At 4 weeks post-donation, there were no significant differences between the age groups with regard to general physical health, mental health, or any of 12 donation-related symptoms. However, younger donors were significantly more likely to report that donation was painful (P=0.025).

Older donors were significantly less likely to report work/family concerns, such as missing work, family worry, or worry about what others would think (P=0.001). They were less likely to have other donation-related concerns as well, such as worrying about who would pay for the procedure (P=0.034). And they were less likely to say they would feel responsible if the transplant did not have a favorable outcome (P=0.022).
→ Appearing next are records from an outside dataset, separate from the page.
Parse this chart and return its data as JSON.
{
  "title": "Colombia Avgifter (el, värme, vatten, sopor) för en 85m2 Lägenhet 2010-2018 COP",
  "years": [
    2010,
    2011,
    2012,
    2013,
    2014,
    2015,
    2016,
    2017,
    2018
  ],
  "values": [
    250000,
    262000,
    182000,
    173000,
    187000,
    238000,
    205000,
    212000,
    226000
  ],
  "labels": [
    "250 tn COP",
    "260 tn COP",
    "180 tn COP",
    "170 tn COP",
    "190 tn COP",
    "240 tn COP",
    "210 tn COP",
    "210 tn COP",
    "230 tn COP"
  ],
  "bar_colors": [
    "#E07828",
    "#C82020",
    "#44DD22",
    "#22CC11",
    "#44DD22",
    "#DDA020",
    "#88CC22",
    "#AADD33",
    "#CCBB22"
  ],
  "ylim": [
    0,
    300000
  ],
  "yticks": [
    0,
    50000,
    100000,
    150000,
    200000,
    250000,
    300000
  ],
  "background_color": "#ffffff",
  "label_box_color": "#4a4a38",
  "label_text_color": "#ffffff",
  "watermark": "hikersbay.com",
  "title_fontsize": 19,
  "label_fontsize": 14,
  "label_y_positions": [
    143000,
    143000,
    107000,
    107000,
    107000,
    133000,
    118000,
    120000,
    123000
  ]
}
At 1 year post-donation, there were no significant differences between the age groups with regard to overall physical and mental health, depression, ambivalence, satisfaction, 11 of 12 donation side effects, physical difficulty, psychological difficulty, or “other concerns.”

However, older donors reported significantly less anxiety, fewer medical concerns, and fewer work/family concerns (P<0.05 for all). They were also less likely to feel responsible for transplant outcomes and less likely to have problems sleeping, which was 1 of the 12 donation side effects (P<0.05 for both).

“So the overall conclusion, I think, is really reassuring,” Dr Switzer said. “Despite having somewhat poorer overall general physical health at pre-donation, older donors experience similar—and, in some domains, better—donation-related health-related quality of life than younger donors. So they seem to be doing at least as well and, in some domains, better than their younger counterparts.”

*Information in the abstract differs from that presented at the meeting.